Occurences of Till Eulenspiegel in print:
1515 – German chapbook, by anon
1867 – The Legend of Thyl Ulenspiegel and Lamme Goedzak, by Charles De Coster
2017 – Tyll, by Daniel Kehlmann
Tyll as a personage of history is worthy of writing an essay on alone, and I highly recommend browsing the Wikipedia article on it. An actual person from the 13th centruy, in De Coster’s hands, becomes a creature that hovers around the Thirty Years’ War and the resultant Reformation, a kind of chaperone to various events of import. It is this Tyll that Daniel Kehlmann writes, a wanderer in Austria, sardonic witness to the grunting offhand cruelty of the world.
Finally reading this book when I did felt like many of my interests were suddenly being connected to each other in time that was obvious, but completely surprised me.
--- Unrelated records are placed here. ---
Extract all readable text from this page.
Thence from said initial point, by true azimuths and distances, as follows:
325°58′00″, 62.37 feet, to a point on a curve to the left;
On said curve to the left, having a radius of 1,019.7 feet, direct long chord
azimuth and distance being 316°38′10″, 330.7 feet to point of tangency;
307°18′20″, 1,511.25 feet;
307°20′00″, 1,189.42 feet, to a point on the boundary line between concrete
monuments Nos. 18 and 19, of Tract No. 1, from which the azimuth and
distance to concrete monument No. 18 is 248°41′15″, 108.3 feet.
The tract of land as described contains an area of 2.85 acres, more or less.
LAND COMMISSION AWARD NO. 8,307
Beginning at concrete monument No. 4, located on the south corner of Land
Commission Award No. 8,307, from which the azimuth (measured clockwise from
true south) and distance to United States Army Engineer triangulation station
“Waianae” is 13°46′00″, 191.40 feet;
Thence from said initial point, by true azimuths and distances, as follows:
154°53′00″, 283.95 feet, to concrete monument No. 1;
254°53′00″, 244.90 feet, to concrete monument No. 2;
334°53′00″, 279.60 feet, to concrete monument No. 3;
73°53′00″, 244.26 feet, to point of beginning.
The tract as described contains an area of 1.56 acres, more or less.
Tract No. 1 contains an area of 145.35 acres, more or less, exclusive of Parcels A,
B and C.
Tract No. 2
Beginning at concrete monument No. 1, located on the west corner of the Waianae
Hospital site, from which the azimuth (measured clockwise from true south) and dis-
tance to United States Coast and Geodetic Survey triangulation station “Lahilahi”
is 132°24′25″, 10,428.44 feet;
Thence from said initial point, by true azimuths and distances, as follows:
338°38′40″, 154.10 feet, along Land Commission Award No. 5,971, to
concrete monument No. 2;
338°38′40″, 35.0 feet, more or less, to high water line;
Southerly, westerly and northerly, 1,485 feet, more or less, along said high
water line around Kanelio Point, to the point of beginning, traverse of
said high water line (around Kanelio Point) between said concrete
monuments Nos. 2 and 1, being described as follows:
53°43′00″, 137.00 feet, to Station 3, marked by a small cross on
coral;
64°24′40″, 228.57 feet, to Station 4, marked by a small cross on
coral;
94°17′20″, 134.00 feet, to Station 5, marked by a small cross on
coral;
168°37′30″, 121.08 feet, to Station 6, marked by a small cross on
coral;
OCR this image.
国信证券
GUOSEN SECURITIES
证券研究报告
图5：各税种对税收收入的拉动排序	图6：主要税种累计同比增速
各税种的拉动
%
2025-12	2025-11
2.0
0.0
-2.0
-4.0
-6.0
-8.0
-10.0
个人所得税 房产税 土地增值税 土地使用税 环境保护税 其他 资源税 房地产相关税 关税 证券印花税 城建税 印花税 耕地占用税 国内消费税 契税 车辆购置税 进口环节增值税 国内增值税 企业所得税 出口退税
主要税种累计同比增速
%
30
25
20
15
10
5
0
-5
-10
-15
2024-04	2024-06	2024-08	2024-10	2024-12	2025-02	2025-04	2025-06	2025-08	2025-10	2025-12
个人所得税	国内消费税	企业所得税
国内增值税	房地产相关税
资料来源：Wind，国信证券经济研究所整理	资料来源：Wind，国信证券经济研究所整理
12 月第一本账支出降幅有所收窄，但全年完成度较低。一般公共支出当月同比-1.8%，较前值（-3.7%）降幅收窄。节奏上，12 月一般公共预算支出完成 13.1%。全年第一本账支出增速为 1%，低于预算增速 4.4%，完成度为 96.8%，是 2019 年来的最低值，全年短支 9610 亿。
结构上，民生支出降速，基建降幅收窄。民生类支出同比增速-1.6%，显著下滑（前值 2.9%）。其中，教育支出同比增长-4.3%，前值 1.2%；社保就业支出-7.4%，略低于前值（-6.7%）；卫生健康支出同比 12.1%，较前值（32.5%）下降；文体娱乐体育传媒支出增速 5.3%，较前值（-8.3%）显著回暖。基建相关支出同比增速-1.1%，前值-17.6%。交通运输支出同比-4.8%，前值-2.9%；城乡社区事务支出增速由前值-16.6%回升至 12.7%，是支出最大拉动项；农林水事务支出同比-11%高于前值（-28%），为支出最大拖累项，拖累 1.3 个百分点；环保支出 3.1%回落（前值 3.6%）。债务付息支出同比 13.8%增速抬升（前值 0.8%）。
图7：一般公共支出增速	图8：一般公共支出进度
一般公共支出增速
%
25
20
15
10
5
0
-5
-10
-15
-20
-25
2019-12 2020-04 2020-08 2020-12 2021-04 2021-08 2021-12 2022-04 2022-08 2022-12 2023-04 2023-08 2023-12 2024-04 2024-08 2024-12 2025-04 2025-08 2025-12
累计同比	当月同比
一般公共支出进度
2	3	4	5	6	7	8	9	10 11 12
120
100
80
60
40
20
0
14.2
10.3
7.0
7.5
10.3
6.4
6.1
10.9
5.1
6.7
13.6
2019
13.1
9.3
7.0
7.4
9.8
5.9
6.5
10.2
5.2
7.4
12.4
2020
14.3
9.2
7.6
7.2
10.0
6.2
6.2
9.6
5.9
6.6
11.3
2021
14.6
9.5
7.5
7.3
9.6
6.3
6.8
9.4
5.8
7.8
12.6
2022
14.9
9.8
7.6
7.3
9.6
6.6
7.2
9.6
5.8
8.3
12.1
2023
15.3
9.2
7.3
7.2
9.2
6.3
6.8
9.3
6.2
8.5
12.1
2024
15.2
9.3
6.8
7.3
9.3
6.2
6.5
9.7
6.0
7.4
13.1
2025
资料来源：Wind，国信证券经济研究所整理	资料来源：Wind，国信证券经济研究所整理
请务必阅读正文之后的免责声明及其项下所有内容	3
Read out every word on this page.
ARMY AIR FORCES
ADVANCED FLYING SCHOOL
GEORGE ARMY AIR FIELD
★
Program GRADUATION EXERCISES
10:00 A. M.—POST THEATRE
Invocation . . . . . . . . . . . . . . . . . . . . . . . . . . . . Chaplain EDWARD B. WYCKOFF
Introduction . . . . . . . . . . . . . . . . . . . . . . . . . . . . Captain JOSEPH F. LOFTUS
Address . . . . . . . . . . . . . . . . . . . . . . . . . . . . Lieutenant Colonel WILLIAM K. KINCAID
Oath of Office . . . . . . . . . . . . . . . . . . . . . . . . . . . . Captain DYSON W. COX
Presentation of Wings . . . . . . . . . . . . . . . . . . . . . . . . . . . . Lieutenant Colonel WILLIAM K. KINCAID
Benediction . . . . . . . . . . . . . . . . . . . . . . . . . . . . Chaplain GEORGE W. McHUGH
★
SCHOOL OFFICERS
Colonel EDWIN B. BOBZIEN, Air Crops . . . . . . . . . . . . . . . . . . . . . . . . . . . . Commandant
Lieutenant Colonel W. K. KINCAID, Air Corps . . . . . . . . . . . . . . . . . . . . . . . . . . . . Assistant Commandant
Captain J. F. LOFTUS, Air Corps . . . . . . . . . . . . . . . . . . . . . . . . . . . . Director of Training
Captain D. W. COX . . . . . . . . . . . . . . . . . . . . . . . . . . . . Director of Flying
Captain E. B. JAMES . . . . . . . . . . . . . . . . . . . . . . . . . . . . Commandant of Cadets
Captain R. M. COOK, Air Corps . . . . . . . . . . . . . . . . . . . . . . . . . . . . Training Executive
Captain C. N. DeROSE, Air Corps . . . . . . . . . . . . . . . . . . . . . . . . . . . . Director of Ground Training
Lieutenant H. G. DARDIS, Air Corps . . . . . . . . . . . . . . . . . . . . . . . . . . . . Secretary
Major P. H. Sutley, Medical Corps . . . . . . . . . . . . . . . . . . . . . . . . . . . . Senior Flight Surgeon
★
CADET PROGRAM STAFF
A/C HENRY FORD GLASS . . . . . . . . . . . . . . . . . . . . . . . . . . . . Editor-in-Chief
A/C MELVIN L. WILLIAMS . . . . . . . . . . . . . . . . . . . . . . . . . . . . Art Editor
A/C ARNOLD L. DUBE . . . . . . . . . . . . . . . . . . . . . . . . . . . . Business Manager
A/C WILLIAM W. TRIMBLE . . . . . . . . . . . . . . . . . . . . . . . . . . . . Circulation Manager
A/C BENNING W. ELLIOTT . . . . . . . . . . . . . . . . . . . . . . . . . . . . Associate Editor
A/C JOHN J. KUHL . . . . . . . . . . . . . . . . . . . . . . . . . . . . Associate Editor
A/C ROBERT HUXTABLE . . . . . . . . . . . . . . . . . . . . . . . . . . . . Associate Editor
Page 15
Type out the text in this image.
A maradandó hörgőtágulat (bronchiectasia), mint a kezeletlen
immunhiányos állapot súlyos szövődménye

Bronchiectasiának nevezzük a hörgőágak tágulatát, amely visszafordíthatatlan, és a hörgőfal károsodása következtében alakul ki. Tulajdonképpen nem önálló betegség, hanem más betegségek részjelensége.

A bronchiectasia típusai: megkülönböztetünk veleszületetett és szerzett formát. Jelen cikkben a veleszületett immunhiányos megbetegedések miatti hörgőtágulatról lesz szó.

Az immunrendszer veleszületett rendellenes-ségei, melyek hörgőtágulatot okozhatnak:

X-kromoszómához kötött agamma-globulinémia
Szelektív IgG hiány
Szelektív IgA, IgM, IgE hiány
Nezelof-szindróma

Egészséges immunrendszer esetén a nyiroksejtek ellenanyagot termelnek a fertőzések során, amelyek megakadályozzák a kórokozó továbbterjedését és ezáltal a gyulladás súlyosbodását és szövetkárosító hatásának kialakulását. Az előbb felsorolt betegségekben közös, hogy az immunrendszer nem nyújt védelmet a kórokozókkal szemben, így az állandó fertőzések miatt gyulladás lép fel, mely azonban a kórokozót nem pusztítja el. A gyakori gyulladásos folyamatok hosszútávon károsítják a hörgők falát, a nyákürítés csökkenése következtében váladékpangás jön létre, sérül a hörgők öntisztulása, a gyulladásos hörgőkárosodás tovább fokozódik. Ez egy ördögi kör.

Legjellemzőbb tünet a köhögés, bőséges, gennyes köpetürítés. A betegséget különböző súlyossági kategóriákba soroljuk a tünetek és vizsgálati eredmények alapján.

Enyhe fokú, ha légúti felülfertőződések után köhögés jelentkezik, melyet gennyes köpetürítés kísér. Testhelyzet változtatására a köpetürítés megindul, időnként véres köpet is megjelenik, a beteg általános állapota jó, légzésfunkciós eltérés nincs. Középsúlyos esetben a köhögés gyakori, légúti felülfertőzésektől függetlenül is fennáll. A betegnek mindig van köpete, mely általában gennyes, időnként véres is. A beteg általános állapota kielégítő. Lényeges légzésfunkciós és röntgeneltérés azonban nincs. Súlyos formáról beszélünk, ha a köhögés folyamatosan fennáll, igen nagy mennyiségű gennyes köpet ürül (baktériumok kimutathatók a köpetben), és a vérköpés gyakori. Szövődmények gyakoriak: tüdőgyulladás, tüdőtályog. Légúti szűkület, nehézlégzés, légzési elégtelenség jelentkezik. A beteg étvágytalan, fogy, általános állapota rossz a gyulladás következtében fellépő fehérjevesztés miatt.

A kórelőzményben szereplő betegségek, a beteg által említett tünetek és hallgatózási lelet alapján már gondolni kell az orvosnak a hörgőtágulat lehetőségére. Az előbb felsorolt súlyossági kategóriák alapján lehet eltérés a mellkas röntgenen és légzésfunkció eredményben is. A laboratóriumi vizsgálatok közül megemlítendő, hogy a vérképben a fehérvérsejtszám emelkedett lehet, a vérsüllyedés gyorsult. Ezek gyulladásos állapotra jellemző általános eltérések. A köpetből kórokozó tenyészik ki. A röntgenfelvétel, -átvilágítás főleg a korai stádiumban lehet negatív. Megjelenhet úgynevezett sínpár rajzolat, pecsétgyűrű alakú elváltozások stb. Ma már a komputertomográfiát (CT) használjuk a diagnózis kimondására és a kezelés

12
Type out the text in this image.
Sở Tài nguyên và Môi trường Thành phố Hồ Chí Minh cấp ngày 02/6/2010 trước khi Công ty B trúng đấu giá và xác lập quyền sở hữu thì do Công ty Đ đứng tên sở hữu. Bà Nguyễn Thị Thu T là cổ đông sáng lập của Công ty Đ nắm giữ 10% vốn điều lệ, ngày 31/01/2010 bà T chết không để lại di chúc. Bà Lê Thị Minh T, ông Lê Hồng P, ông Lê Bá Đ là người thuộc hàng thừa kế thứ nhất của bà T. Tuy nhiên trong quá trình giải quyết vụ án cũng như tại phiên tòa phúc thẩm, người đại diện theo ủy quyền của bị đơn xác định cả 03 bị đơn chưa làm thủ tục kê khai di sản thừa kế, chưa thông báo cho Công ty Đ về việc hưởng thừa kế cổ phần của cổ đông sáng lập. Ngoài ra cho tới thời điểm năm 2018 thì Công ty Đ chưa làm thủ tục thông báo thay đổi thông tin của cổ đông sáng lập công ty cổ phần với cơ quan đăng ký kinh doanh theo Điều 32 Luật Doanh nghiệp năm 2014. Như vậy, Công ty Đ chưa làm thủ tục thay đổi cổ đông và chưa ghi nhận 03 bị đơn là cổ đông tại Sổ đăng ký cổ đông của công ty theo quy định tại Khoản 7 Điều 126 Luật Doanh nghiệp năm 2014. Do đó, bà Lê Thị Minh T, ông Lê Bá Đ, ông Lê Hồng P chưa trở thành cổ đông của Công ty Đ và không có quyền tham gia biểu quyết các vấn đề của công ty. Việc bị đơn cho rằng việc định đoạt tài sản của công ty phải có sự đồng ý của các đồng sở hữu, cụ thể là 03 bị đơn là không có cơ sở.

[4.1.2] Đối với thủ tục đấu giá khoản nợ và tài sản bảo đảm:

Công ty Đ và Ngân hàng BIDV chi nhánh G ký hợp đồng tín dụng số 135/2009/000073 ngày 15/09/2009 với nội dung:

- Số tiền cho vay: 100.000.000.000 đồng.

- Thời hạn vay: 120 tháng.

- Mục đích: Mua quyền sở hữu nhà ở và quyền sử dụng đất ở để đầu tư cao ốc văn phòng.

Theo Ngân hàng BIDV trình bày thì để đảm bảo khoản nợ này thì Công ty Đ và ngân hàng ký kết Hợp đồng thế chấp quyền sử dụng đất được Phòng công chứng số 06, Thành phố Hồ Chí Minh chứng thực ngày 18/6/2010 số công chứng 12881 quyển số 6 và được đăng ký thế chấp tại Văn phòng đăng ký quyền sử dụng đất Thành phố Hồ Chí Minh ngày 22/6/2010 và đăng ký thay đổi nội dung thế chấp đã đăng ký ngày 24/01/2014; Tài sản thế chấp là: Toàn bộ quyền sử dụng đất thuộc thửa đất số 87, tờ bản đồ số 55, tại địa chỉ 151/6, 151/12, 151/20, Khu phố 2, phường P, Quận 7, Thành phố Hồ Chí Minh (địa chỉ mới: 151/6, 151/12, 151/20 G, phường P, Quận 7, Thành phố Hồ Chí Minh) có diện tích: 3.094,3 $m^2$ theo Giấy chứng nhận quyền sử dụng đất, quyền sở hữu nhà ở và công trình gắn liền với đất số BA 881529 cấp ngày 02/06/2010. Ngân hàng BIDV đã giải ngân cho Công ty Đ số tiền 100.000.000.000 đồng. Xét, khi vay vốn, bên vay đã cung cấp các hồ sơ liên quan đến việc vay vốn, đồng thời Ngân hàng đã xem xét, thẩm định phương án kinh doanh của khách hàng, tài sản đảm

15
Mennochio the miller from The Cheese and The Worms makes an appearance, it’s set during the Thirty Years’ War, Gluckel of Hameln (in her memoirs) lives nearly in the same time and place…but what about the book!! It just puts together so many historical archetypes in my head. I was also surprised to then later find that Tyll Ulenspiegel lived 300 years earlier- and that the Tyll of Tyll is a contemporary retelling of the 19th century book of the same name, from France. I’d like to read the 13th century original Tyll Ulenspiegel now!
The parts about performing for money and life being difficult resonated with me. I feel you Tyll. Life is hard, people are dicks. Getting good at something is hard too, and nobody cares more about it than you will. People are dumb and suspicious. The local asshole will throw you under the mill wheel just to watch you die. Fun times! The writing somehow prevented me from thinking, somehow, that the world was horrible and bleak. Matter-of-factly? Tyll keeps it pretty real. “You idiot.” he says all the time. Ha! It’s easier to bear cruelty, perhaps, if someone is there to remark on its idiocy.
But there’s more! The day I started reading it, I picked up Simplicissimus by John Grimmelshausen earlier that day, and later Athanasius Kircher or someone else is referring to it in the book! I guess my historical interests were altogether more consistent than I thought. I suspect that the time period in the book occurs at the same time as Simplicissumus.
Atmospheric, and vividly expresses the motivations and emotions of peoples without lapsing into intellectualism or moral disdain, but still somehow sympathetic and yet unforgiving. It’s like a Pieter Bruegel painting!